UN Special Rapporteur urges global action to recognise and combat prostitution as a system of violence against women and girls
Reem Alsalem, the Special Rapporteur on violence against women and girls has criticised New Zealand’s decriminalised sex trade in her report to the United Nations Human Rights Council presented in Geneva on 21 June 2024. Ms Alsalem called for urgent recognition of prostitution as a system of violence, exploitation, and abuse. She highlighted how prostitution commodifies women and girls, perpetuates discrimination, and exacerbates structural inequalities, particularly affecting those from marginalised backgrounds.
Ms Alsalem underscored the severe human rights violations inherent in prostitution, including physical, psychological, and economic violence, and criticised terms like “sex work” for obscuring these harms. She emphasised the detrimental impact of normalising prostitution on societal sexual expectations and advocated for an abolitionist legal framework. This would include decriminalising those in prostitution, providing support and exit pathways for victims, criminalising the purchase of sexual acts, and taking stringent actions against pimps, while ensuring that anti-trafficking policies do not artificially distinguish between “forced” and “free” prostitution.

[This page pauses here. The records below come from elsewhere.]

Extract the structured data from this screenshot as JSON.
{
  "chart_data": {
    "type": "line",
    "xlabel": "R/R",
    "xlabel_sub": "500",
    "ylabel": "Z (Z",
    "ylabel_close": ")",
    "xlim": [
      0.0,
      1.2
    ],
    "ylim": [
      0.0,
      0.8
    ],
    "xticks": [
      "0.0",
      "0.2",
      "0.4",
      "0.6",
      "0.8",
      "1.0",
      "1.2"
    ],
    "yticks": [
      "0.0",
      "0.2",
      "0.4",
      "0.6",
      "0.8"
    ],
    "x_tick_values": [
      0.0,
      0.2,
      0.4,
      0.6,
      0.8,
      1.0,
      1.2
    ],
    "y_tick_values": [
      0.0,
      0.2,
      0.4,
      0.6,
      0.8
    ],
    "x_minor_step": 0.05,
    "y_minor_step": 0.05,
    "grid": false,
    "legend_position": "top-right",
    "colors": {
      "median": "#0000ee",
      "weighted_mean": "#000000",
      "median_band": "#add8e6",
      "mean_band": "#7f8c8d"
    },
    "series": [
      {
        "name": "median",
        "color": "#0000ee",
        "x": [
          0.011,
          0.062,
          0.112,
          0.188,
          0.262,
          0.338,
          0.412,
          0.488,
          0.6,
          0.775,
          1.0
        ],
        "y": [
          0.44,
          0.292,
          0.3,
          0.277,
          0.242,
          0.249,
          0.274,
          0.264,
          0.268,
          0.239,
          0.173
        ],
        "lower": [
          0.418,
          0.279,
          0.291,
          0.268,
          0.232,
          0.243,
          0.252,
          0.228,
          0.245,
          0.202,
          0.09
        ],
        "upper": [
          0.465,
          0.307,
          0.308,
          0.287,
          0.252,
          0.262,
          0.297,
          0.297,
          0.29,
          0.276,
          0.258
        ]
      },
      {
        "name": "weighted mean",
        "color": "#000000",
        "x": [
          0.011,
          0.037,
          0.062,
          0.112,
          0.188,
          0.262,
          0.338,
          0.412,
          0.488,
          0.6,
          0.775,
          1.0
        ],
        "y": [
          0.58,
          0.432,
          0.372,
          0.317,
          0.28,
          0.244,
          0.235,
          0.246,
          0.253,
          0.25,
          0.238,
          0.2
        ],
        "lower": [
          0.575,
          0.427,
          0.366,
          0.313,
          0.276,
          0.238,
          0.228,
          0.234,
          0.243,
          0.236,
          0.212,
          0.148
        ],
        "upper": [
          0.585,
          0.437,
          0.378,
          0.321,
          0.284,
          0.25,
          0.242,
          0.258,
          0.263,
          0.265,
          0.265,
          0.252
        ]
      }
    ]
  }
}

In reference to New Zealand, Ms Alsalem’s report states “the decriminalisation approach in countries like New Zealand … removes restrictions on third parties, buyers, and prostituted individuals while leaving local controls in place. This method has facilitated trafficking, increased sex tourism, and expanded the prostitution market, creating incentives for exploiters and failing to deter unsafe practices. It has led to low prosecution rates of traffickers, increased legal burdens on prostituted women, and heightened violence, while lacking mechanisms to help individuals exit prostitution or integrate socially and professionally.
In a press release issued the same day, Ms Alsalem stated “Prostitution sexualises and racialises poverty, and targets women from marginalised backgrounds, who often lack access to protection services or viable livelihood opportunities, increasing their vulnerability to further exploitation,” Alsalem said. “The underlying structural inequalities that mostly affect women and girls must be addressed.”
Wahine Toa Rising supports Ms. Alsalem’s report as it aligns with our mission to combat the systemic violence, exploitation, and abuse inherent in prostitution. We agree that prostitution commodifies women and girls, perpetuating discrimination and structural inequalities that disproportionately impact marginalised communities. Wahine Toa Rising endorses the call for an abolitionist legal framework, emphasizing the need to decriminalize prostituted individuals while criminalizing the purchase of sexual acts and punishing traffickers and pimps. They also support the report’s emphasis on providing comprehensive support and exit pathways for victims, and its critique of “harm reduction” approaches that fail to address the root causes of exploitation and violence in the sex trade.